Sou um apaixonado por Vôlei e por Eleições. Como professor,
minha missão é fazer as pessoas pensarem. Como professor de filosofia então, tenho
a quase impossível tarefa de fazer pensar o que ainda não foi pensado. Então
vou retirar do meu coração apaixonado, tocado por aquilo que me leva às
lágrimas, sementes para uma pequena reflexão, na esperança de que os meus
leitores possam questionar algumas certezas estabelecidas no cotidiano dito “normal”
da vida.
Nessas Olimpíadas, fui impactado
pelo time brasileiro de vôlei de quadra feminino, especialmente pela presença
em quadra de Sheilla Castro. Desde o primeiro jogo, percebo nesta atacante um
equilíbrio impressionante de competência técnica e serenidade emocional, uma
lição de auto-confiança, garra, calma, espírito competitivo, inspiração... tudo
isso misturado a um sorriso sereno, uma alegria simples de jogar e lutar pela
vitória.
A memorável vitória de virada
sobre a Rússia nas quartas-de-final, nos impactou a todos profundamente. O time
perdendo no tie break, faltando um
ponto para as russas vencerem, Sheilla se vira para a levantadora e pede a
bola. Depois, durante o pedido de tempo do técnico, ela insiste para a
levantadora jogar a bola para ela. E assim, ponto a ponto, Sheilla foi virando
as bolas. Ataque do fundo (atrás da linha de 3 metros), ataque da rede, indo
para o saque e se tornando o nome do jogo. Foram 6 match points defendidos pelo Brasil. E então conseguimos empatar e
depois virar. Resultado final: Brasil 21 a 19 no quinto set, 3 a 2 sobre a
Rússia que voltou para casa sem chance de medalhas.

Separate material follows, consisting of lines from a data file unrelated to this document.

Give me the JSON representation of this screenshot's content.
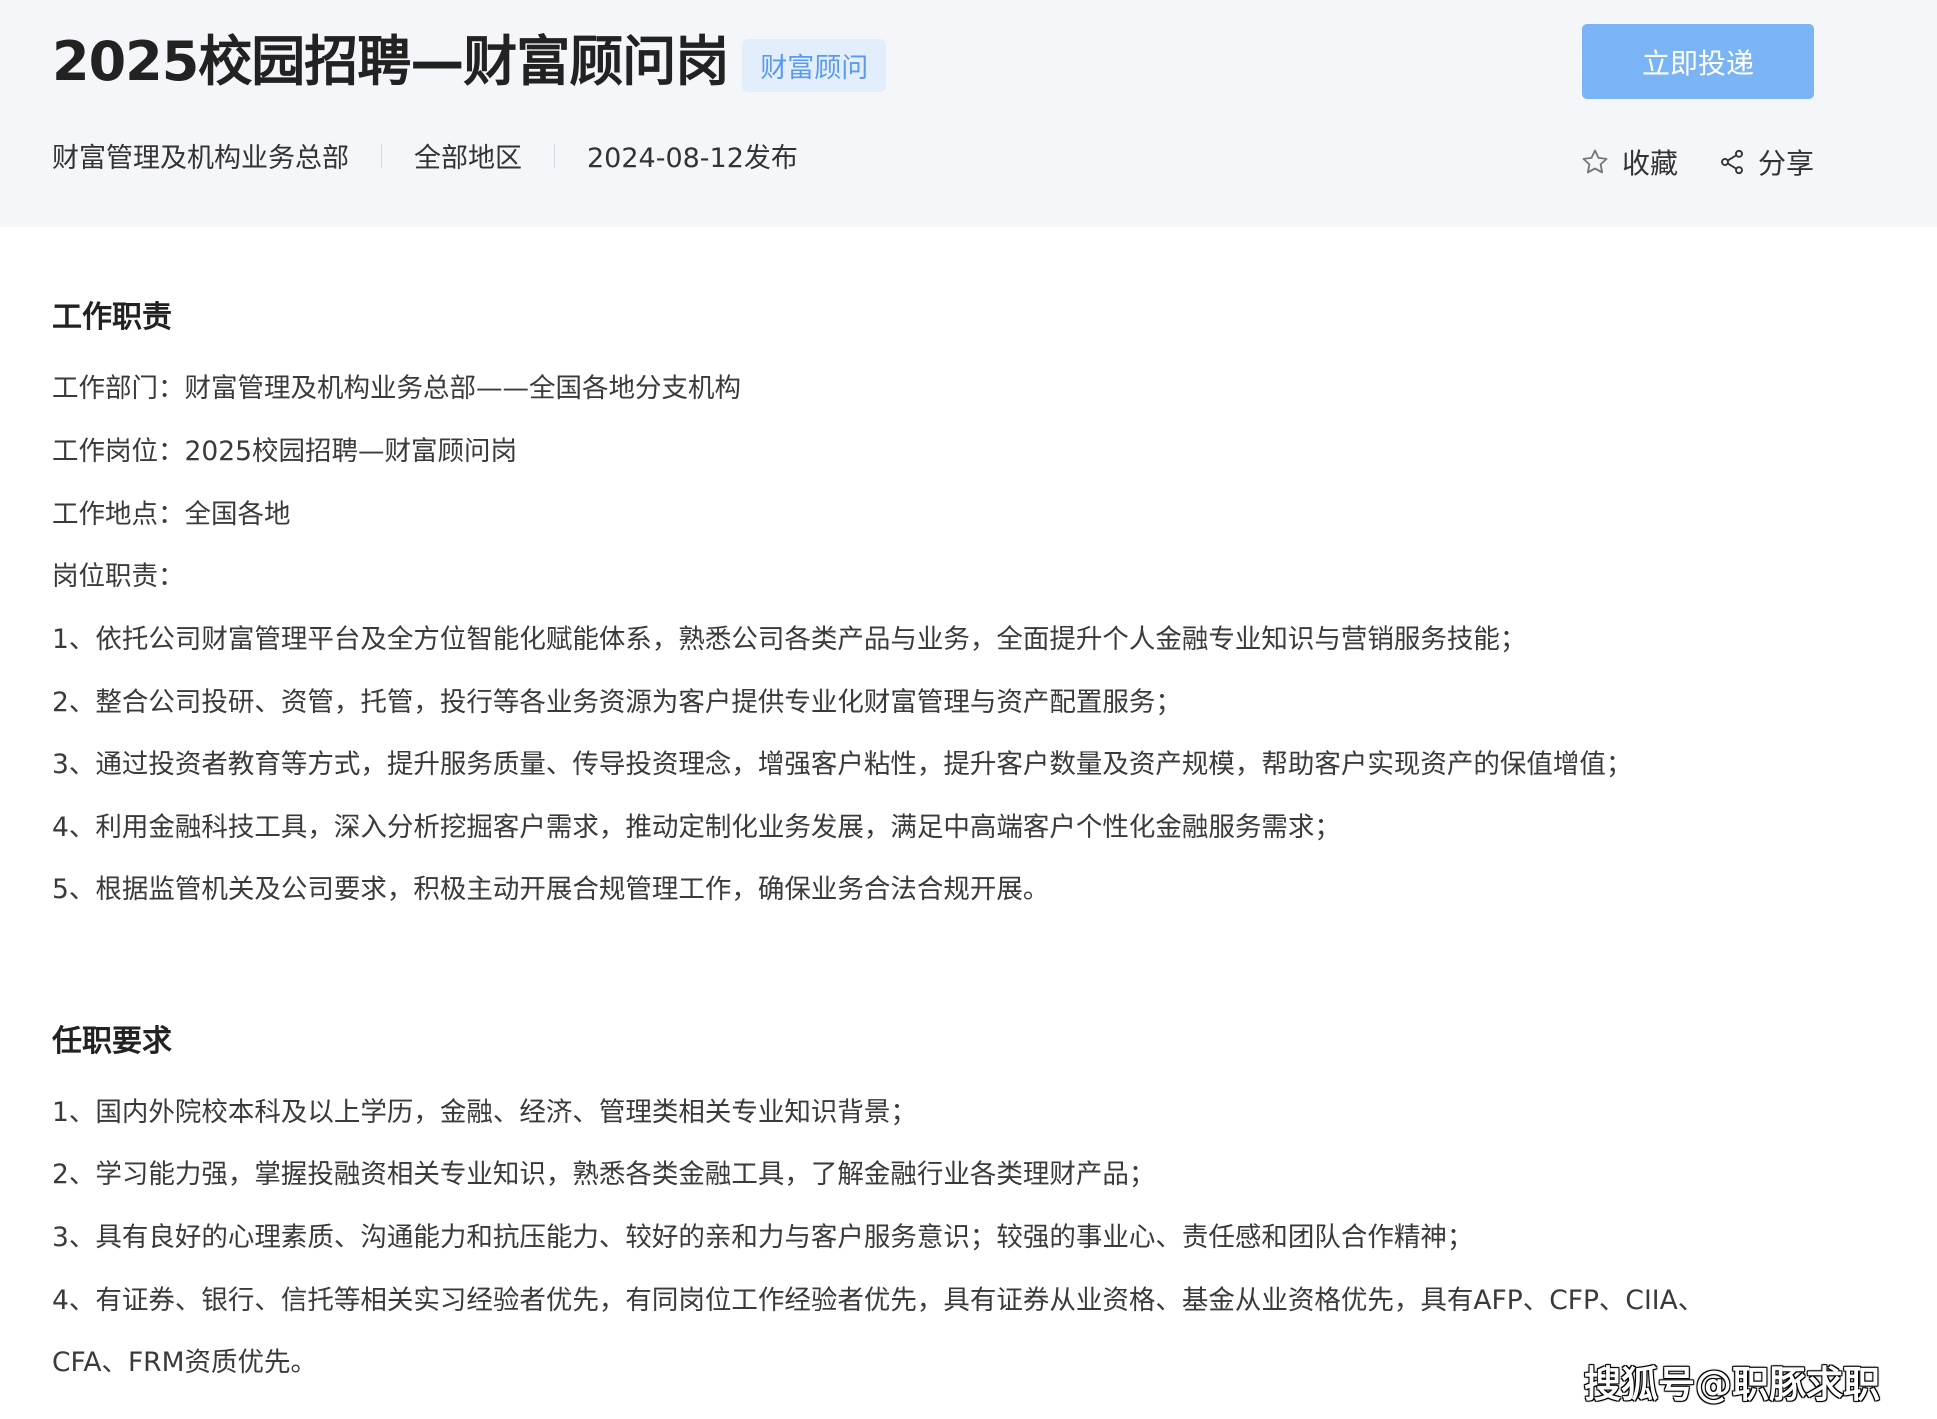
{
  "header": {
    "title": "2025校园招聘—财富顾问岗",
    "tag": "财富顾问",
    "department": "财富管理及机构业务总部",
    "region": "全部地区",
    "published": "2024-08-12发布",
    "apply_label": "立即投递",
    "favorite_label": "收藏",
    "share_label": "分享"
  },
  "duties": {
    "heading": "工作职责",
    "lines": [
      "工作部门：财富管理及机构业务总部——全国各地分支机构",
      "工作岗位：2025校园招聘—财富顾问岗",
      "工作地点：全国各地",
      "岗位职责：",
      "1、依托公司财富管理平台及全方位智能化赋能体系，熟悉公司各类产品与业务，全面提升个人金融专业知识与营销服务技能；",
      "2、整合公司投研、资管，托管，投行等各业务资源为客户提供专业化财富管理与资产配置服务；",
      "3、通过投资者教育等方式，提升服务质量、传导投资理念，增强客户粘性，提升客户数量及资产规模，帮助客户实现资产的保值增值；",
      "4、利用金融科技工具，深入分析挖掘客户需求，推动定制化业务发展，满足中高端客户个性化金融服务需求；",
      "5、根据监管机关及公司要求，积极主动开展合规管理工作，确保业务合法合规开展。"
    ]
  },
  "requirements": {
    "heading": "任职要求",
    "lines": [
      "1、国内外院校本科及以上学历，金融、经济、管理类相关专业知识背景；",
      "2、学习能力强，掌握投融资相关专业知识，熟悉各类金融工具，了解金融行业各类理财产品；",
      "3、具有良好的心理素质、沟通能力和抗压能力、较好的亲和力与客户服务意识；较强的事业心、责任感和团队合作精神；",
      "4、有证券、银行、信托等相关实习经验者优先，有同岗位工作经验者优先，具有证券从业资格、基金从业资格优先，具有AFP、CFP、CIIA、",
      "CFA、FRM资质优先。"
    ]
  },
  "watermark": "搜狐号@职豚求职",
  "colors": {
    "header_bg": "#f4f6f9",
    "accent": "#7ab4f4",
    "tag_bg": "#e3eefc",
    "tag_text": "#5a9bf0"
  },
  "icons": {
    "favorite": "star-outline-icon",
    "share": "share-nodes-icon"
  }
}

Sheilla Castro se torna herói e
referência: implacável, vira todas as bolas, cortadas indefensáveis. Prova de
uma competência técnica extraordinária, mas mais do que isso, chamou o jogo
para si, pediu as bolas, demonstrando entusiasmo e coragem, com raro equilíbrio
emocional. Se a gente se colocasse no lugar dela iria rezar para a levantadora não
levantar para a gente, para não ter o peso de estar com o jogo na mão. Sheilla
faz o contrário: bota pra mim! Isso é liderança. Deve ser muito bom, para nós,
mais fracos e medrosos, estar ao lado dela em quadra: ela dá conta. Isso é a
verdadeira liderança. É bom estar ao lado de um líder verdadeiro. Deve ser
horrível para o adversário enfrentá-la. Sheilla é um craque (craque é substantivo
masculino, mas eu nunca vi outro atleta, homem ou mulher, assim). Estou
profundamente impactado pelo que vejo nessa esportista.
Após o jogo, voltando pra casa, olho
para as ruas de nossa cidade e vejo as placas dos políticos. É ano eleitoral.
Disputa para prefeito e vereadores. Disputa para os cargos daqueles que se propõem
a ser nossos líderes na vida pública. A cada 10 metros placas amontoadas,
algumas estão acompanhadas de pessoas que passam o dia ali, debaixo de sol, as
vezes à sombra da própria placa. Um amontoado de pessoas pobres, ganhando uns
trocados por um trabalho pouco útil socialmente, sem nenhum sentido de vida,
sem nenhum idealismo, sem nenhum motivo que desperte a garra interior que não
seja mitigar a pobreza, sua e da propria família. Junto a essas, outras placas
e cavaletes, pior ainda, sem ninguém por perto, o que configura crime
eleitoral, infração ao código eleitoral. Uma quebra da regra do jogo. Seus
materiais ilegais deveriam ser recolhidos e os candidatos, multados.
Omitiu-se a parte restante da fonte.